Although we did this a couple years ago it has only seen a couple of ascents. Brent and I established this route ground up in the winter of 1998. We aided the second pitch and were forced off the wall after 5 pitches, due to a blizzard during the night spent in our portaledge. I later rapped the headwall at the top to scope a line and clean off some loose blocks (I did not place any bolts on rap as stated in the 2003 AAJ, this was placed on lead). Eventually in May of 2002 Brent and I returned to free the entire climb. Parts of the climb are shared with variations of the Dalke Route.
The journey begins to the left of an overhang/cave with a slab above it at the lowest point of the Main buttress of Cathedral Wall. Here can be found a small tree against the wall which marks the starting point.
Pitch 1: Pull a difficult move behind the small tree to gain access to the slab. Traverse right and head up to a tree in the middle of the slab (the pitches only pro). From the tree head up and slightly left to the base of an overhanging crack system that splits the roof above. (5.6R)
Pitch 2: Jump onto the crack system and get ready for a pump. Some fixed gear here and there. Awsome climbing pulling the lip. Don't mistake this pitch for the overhanging corner system to the right. This pitch goes straight out the middle of the roof to another tree above.(5.11)
Pitch 3: Start up the wall to the right of the tree.

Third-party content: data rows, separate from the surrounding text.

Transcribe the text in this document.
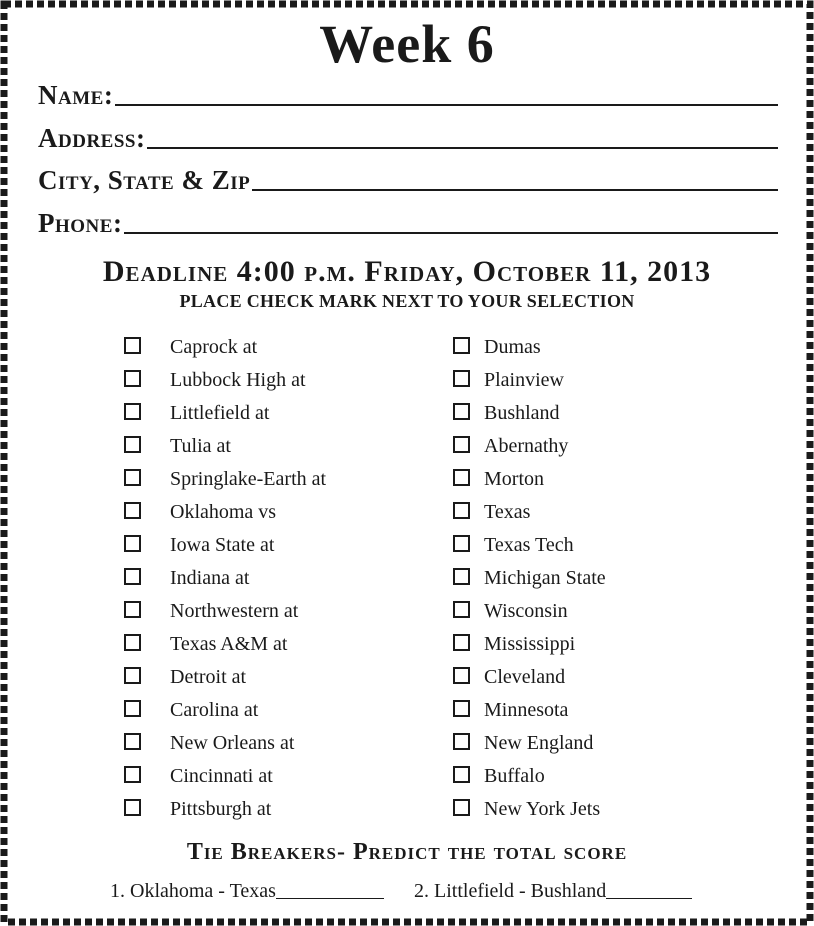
Week 6
Name:
Address:
City, State & Zip
Phone:
Deadline 4:00 p.m. Friday, October 11, 2013
PLACE CHECK MARK NEXT TO YOUR SELECTION
Caprock at	Dumas
Lubbock High at	Plainview
Littlefield at	Bushland
Tulia at	Abernathy
Springlake-Earth at	Morton
Oklahoma vs	Texas
Iowa State at	Texas Tech
Indiana at	Michigan State
Northwestern at	Wisconsin
Texas A&M at	Mississippi
Detroit at	Cleveland
Carolina at	Minnesota
New Orleans at	New England
Cincinnati at	Buffalo
Pittsburgh at	New York Jets
Tie Breakers- Predict the total score
1. Oklahoma - Texas	2. Littlefield - Bushland
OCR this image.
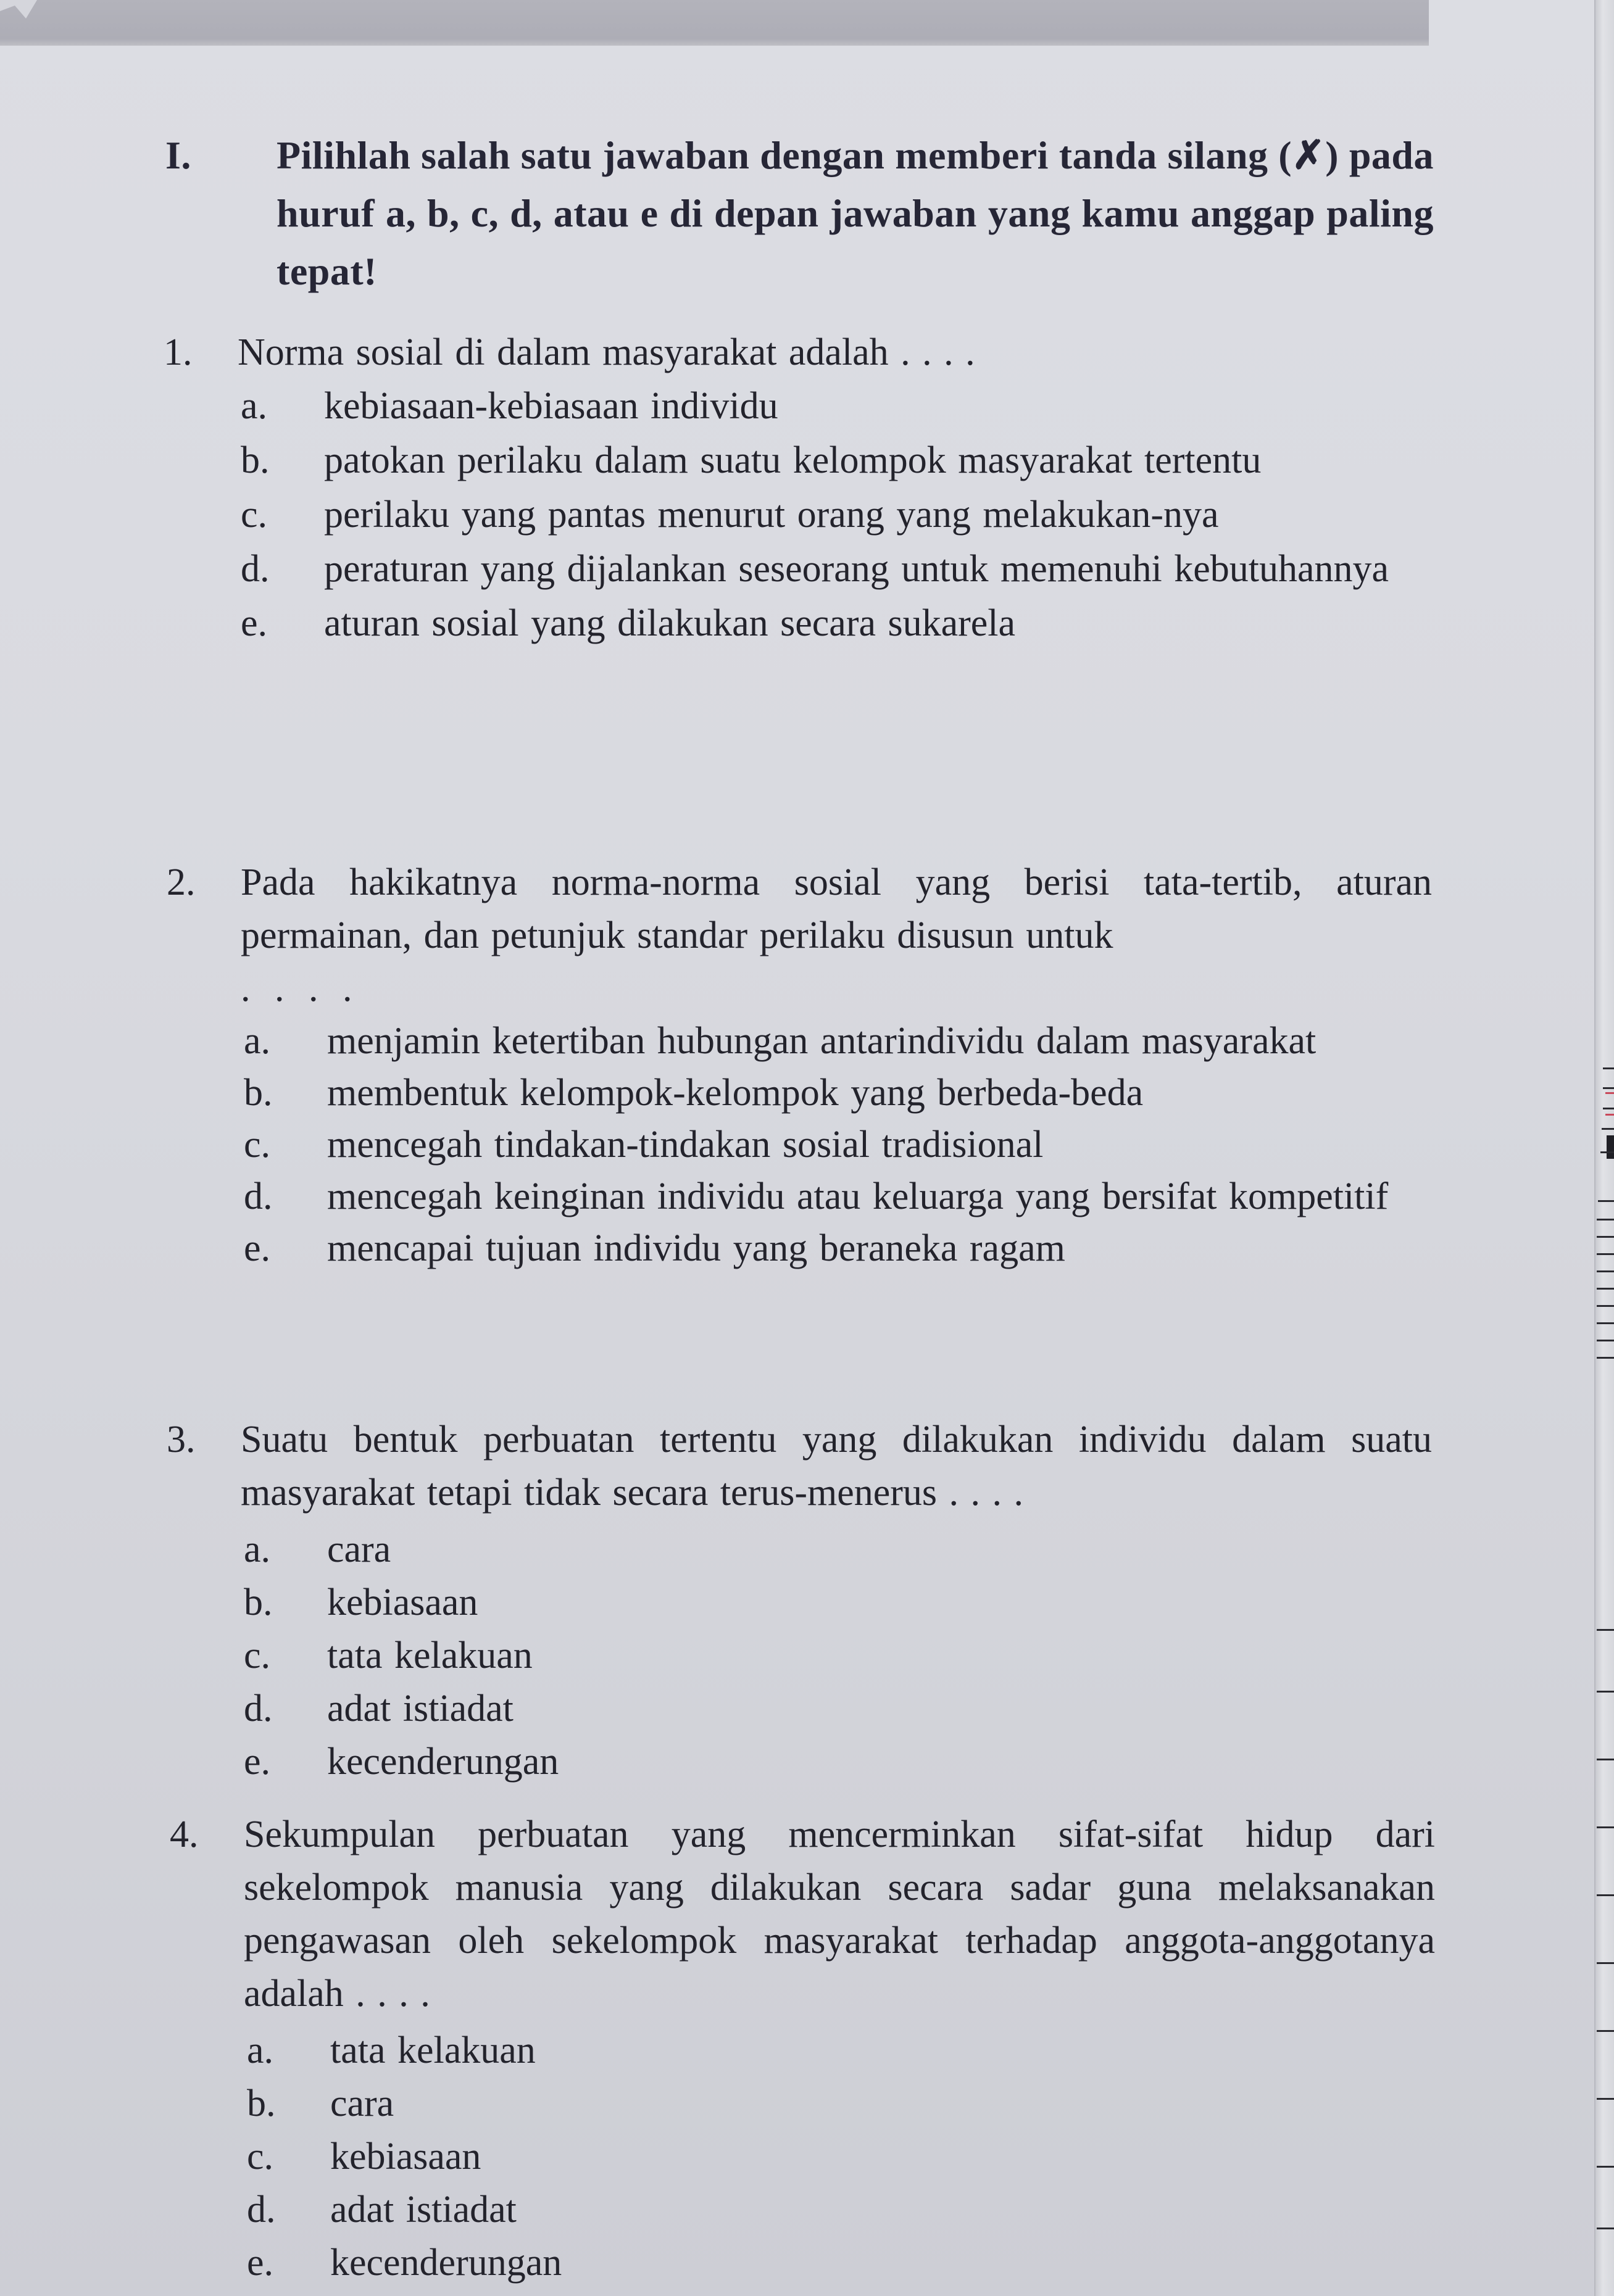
I. Pilihlah salah satu jawaban dengan memberi tanda silang (✗) pada huruf a, b, c, d, atau e di depan jawaban yang kamu anggap paling tepat!
1. Norma sosial di dalam masyarakat adalah . . . .
a. kebiasaan-kebiasaan individu
b. patokan perilaku dalam suatu kelompok masyarakat tertentu
c. perilaku yang pantas menurut orang yang melakukan-nya
d. peraturan yang dijalankan seseorang untuk memenuhi kebutuhannya
e. aturan sosial yang dilakukan secara sukarela
2. Pada hakikatnya norma-norma sosial yang berisi tata-tertib, aturan permainan, dan petunjuk standar perilaku disusun untuk
. . . .
a. menjamin ketertiban hubungan antarindividu dalam masyarakat
b. membentuk kelompok-kelompok yang berbeda-beda
c. mencegah tindakan-tindakan sosial tradisional
d. mencegah keinginan individu atau keluarga yang bersifat kompetitif
e. mencapai tujuan individu yang beraneka ragam
3. Suatu bentuk perbuatan tertentu yang dilakukan individu dalam suatu masyarakat tetapi tidak secara terus-menerus . . . .
a. cara
b. kebiasaan
c. tata kelakuan
d. adat istiadat
e. kecenderungan
4. Sekumpulan perbuatan yang mencerminkan sifat-sifat hidup dari sekelompok manusia yang dilakukan secara sadar guna melaksanakan pengawasan oleh sekelompok masyarakat terhadap anggota-anggotanya adalah . . . .
a. tata kelakuan
b. cara
c. kebiasaan
d. adat istiadat
e. kecenderungan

Meander up and slightly left following any protection possibilities you can. (5.8R) Eventually you will end 60m out at a bolt below a white roof.
Pitch 4: Head into the white roof and climb out it's left side and up a crack system to the top of a small pillar right on the prow of the buttress.(5.8+)
Pitch 5: Avoid the temtation to head right onto easy terrain. Instead go directly left 5-10ft. and then straight up (no pro) eventually gaining a ramp system that takes you left. When the ramp levels off and cuts accross the entire wall climb above it into the headwall. Follow a non descript crack into the middle of the wall. At its end, just as things get steep, your forced to climb out right and up to the big ledge. Fight the rope drag to the back of the ledge and a bolt.(5.9)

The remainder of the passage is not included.